Some random thoughts from our experience with HP, Juniper, Cisco:
- 99% of our infrastructure has redundancy built in (multiple servers
in a cluster, multiple switches in an A/B HA set up, etc.)
- For servers where the redundancy exists but is "suboptimal" (for
instance, we've got multiple DNS servers, but dealing with a dead DNS server
can be annoying on so many levels), we do 24x7x4, and try to keep some
"commonly failed" spare parts on-hand to swap ourselves while we wait for HP to
deliver the replacement part (hard drives are a good example).

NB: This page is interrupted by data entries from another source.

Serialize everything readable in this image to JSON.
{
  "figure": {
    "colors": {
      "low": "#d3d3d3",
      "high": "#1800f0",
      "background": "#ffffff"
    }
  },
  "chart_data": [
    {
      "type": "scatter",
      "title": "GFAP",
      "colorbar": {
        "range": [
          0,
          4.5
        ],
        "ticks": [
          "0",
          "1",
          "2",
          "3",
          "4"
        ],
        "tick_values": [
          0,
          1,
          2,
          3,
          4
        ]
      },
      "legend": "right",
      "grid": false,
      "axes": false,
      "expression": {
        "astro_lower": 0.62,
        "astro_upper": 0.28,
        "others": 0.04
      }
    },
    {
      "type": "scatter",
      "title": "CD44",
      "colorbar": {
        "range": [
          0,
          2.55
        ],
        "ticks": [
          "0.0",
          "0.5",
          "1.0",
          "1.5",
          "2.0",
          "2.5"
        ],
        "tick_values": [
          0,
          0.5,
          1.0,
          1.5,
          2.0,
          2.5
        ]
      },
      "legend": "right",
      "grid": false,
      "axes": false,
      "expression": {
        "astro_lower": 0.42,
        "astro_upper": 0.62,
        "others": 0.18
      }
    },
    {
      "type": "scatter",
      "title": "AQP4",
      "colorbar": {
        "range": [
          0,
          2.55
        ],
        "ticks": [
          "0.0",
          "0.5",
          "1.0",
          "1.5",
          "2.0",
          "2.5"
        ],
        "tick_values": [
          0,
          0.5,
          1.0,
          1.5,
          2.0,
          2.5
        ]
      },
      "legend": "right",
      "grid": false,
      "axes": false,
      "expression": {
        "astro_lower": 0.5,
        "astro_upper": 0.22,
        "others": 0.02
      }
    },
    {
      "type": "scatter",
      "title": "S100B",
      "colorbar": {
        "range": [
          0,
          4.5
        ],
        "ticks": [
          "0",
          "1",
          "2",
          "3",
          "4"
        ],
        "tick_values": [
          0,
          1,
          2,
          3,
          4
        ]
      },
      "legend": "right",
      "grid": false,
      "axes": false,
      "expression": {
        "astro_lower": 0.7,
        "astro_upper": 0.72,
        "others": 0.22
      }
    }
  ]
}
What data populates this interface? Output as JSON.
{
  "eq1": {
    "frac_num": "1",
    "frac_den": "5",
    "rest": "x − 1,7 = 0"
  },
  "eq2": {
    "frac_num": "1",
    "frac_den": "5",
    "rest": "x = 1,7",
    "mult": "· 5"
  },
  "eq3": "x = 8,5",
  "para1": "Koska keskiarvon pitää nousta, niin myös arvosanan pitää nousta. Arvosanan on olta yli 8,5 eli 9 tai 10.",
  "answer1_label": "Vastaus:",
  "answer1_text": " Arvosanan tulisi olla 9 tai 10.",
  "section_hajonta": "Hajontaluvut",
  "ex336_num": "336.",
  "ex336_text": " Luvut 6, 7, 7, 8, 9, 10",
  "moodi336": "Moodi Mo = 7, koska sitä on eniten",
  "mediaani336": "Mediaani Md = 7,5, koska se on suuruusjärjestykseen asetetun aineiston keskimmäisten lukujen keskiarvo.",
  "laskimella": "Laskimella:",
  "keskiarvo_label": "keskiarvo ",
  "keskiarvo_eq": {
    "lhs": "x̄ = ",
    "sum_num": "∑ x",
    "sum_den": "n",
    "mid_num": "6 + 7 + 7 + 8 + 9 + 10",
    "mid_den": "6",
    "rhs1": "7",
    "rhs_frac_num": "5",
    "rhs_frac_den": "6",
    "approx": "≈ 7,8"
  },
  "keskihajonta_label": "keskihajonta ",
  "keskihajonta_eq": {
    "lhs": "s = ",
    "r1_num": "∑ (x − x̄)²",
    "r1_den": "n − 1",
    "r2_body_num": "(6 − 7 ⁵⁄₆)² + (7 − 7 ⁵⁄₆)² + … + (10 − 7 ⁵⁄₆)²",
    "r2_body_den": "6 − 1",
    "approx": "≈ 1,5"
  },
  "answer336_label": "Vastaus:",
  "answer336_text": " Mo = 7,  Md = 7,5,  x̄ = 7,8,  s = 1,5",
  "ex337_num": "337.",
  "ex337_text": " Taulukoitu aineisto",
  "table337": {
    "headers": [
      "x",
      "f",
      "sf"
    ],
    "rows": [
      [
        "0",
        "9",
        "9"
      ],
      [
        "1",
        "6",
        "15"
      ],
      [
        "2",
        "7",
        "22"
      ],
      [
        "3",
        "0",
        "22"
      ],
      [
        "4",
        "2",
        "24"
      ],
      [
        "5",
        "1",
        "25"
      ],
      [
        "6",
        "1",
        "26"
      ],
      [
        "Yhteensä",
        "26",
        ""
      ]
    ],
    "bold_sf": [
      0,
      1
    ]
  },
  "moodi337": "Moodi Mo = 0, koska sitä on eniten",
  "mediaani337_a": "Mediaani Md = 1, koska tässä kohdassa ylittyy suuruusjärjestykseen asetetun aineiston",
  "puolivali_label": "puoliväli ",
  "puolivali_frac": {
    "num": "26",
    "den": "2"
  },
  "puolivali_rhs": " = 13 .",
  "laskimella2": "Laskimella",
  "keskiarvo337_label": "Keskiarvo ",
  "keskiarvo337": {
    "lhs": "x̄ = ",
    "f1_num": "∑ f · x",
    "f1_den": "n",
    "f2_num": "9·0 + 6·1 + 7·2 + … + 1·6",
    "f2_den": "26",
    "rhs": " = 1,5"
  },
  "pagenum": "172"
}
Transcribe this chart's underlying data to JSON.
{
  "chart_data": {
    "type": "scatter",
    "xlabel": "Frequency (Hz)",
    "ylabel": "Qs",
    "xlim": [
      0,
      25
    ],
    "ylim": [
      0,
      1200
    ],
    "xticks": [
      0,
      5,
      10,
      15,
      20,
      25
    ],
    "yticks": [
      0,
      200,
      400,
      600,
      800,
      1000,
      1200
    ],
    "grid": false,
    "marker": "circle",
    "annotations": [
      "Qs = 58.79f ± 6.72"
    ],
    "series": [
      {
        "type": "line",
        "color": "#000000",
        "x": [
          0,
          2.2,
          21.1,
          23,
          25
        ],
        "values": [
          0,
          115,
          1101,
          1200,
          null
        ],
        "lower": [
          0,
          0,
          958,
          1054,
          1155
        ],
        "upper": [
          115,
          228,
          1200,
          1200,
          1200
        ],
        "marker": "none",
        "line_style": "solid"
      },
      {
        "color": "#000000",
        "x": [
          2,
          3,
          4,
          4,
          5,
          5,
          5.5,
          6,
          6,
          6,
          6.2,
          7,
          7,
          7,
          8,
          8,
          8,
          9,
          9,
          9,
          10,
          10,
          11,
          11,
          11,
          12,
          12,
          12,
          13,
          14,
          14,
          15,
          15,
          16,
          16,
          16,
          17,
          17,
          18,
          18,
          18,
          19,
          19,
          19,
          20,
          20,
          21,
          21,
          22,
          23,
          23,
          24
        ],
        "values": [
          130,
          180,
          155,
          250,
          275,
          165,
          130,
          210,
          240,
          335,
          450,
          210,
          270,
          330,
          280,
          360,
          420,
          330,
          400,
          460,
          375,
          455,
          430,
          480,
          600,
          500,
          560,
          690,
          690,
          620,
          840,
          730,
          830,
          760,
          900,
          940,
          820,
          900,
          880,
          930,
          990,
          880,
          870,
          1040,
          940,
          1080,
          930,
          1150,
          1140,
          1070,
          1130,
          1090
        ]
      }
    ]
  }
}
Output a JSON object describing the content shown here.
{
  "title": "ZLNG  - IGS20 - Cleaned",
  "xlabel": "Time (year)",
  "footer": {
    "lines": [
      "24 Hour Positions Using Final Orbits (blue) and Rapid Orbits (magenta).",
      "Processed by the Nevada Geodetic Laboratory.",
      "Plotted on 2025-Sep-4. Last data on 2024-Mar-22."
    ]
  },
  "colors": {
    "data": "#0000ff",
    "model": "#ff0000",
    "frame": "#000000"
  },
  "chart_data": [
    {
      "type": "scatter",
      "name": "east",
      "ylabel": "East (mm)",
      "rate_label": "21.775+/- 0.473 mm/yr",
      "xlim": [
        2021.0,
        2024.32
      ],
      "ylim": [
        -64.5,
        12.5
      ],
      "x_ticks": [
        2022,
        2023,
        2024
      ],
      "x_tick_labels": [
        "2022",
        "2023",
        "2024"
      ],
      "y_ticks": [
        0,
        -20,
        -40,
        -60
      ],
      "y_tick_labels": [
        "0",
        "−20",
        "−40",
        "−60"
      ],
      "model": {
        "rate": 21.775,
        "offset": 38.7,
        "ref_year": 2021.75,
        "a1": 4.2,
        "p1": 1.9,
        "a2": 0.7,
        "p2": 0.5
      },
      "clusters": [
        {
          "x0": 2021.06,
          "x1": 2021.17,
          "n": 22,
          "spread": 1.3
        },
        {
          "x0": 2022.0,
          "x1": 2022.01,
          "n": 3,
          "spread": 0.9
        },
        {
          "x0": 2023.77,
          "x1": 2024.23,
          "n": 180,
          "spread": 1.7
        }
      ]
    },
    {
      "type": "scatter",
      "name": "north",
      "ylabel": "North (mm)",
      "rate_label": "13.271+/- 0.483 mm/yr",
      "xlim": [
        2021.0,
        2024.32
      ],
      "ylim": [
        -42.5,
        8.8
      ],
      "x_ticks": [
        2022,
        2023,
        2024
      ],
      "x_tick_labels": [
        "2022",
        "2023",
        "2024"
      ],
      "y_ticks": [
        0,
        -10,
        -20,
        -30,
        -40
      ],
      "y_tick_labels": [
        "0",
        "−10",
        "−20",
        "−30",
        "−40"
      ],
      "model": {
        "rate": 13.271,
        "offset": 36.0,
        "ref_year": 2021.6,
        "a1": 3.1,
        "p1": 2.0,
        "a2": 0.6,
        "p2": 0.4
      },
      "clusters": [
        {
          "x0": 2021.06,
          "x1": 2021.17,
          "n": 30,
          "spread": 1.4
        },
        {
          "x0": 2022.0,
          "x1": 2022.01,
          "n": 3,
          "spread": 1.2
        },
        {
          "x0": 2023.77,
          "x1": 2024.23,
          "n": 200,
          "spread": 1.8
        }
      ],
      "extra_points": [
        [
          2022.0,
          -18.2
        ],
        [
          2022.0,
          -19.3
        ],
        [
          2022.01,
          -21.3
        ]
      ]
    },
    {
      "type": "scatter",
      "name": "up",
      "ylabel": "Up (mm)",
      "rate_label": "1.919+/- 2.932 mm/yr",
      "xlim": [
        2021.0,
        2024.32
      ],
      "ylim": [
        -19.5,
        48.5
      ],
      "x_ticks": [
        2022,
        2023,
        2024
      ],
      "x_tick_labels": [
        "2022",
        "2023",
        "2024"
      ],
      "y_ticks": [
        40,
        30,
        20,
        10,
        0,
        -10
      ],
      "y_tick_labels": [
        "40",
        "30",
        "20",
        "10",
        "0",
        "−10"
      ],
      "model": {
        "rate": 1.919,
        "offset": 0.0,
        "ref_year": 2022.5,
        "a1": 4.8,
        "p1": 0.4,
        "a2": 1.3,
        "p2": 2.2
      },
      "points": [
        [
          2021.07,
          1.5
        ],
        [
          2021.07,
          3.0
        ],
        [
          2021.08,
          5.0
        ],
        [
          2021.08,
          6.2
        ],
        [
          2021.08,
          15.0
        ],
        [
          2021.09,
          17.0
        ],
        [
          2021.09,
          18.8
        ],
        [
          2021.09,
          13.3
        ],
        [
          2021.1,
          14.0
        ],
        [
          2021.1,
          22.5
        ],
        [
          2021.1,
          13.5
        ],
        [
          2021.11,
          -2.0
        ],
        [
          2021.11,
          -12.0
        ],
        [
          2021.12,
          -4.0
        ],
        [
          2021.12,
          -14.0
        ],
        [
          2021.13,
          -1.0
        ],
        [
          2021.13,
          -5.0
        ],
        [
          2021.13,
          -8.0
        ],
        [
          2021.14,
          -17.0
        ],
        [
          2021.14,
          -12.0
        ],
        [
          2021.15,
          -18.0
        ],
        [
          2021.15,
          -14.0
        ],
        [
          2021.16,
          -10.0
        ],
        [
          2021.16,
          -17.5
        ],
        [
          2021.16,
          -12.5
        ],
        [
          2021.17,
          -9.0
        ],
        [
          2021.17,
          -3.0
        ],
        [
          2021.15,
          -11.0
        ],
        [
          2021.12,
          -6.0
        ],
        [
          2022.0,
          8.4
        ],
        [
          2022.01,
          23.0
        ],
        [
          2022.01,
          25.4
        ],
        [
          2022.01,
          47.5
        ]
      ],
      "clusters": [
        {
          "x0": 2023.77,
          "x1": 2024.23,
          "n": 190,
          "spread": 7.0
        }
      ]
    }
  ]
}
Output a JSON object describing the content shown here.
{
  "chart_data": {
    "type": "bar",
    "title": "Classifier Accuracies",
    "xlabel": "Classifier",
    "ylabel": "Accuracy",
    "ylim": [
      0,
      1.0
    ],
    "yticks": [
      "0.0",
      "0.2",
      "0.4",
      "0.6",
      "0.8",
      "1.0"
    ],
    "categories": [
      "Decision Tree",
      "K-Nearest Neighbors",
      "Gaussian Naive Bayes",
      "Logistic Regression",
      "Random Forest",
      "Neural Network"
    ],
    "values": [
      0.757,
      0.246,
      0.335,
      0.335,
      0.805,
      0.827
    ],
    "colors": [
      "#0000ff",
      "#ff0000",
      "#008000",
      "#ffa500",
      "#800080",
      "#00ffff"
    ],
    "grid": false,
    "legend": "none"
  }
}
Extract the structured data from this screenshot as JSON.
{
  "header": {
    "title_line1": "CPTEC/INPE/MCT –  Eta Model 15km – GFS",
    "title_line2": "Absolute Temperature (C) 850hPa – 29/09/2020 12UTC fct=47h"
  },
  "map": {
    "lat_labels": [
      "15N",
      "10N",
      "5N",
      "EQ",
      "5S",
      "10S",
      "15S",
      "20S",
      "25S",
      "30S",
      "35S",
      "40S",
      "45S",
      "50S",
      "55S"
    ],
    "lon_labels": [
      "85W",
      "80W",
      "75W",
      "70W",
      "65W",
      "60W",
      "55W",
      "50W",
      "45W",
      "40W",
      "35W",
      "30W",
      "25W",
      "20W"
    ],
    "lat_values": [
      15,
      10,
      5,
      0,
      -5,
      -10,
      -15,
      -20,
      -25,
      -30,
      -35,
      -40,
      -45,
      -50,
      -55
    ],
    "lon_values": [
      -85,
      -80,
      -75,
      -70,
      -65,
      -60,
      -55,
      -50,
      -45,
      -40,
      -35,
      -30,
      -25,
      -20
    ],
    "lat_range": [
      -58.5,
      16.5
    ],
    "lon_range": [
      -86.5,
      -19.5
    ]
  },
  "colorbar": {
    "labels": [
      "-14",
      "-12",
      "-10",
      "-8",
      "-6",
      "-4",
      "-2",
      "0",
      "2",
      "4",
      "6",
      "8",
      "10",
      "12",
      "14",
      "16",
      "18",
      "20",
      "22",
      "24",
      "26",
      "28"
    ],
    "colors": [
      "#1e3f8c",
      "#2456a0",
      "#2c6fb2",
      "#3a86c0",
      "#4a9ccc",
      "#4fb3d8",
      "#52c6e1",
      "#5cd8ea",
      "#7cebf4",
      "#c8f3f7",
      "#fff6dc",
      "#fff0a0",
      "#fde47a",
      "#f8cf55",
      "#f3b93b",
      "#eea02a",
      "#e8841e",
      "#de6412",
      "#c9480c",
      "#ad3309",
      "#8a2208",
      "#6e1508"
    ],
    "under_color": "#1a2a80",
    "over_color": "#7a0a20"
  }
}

- For most other servers, we will do either 13x5x4 or NBD, depending on
what's more cost-effective and available (for a while, you couldn't get a
3-year NBD contract at purchase time, but since we switched to 4-year
contracts, we can).
- For people who mentioned the "4 hours to show up, not to fix" issue,
two things.
1.) Know what you're getting. There's someone here, not me but
I can't remember who it was, who can tell the story of the $VENDOR support
contract that guaranteed an employee would be on-site within 4 hours, and at
3h55m this guy who could only be described as "Farmer Ted" shows up in
coveralls and muddy shoes simply to look at the machine and say "Yep, lemme
escalate this". "Farmer Ted", an employee of $VENDOR, was on-contract simply
to meet the commitment and nothing more. When he'd get a call, he'd come in out
of the fields he was working (no joke) and head off to $VENDOR's client's site.
2.) HP, at least, also offers "CTR" service (Call-to-Repair).
This is sold in, I believe, 4- and 6-hour commitments. It's more expensive, but
basically it's their commitment to have your problem FIXED within that
time-period. This means that they end up pre-staging cold hardware at a depot
somewhat close to you so that if you suffer even a total failure, you're back
up and running in XX hours.
- For our network gear, where the failure rate is fairly low, the
hardware cost is moderate, and the support-contract costs are high, we tend to
go with "bare minimum" support levels needed to make sure we can get
code-upgrades and cross-ship dead hardware, and keep cold-spares of the
hardware on-site. If we suffer a switch failure (it's happened), we just swap
out old-for-new and drop the old switch's config on the new one (they're backed
up every 30 minutes automatically in our environment). We've got a dozen-odd
switches per data-center, and the support-contract costs alone for all of them
could pay for a brand-new switch, so it was more cost-effective to do it this
way, especially once you get into Year Two.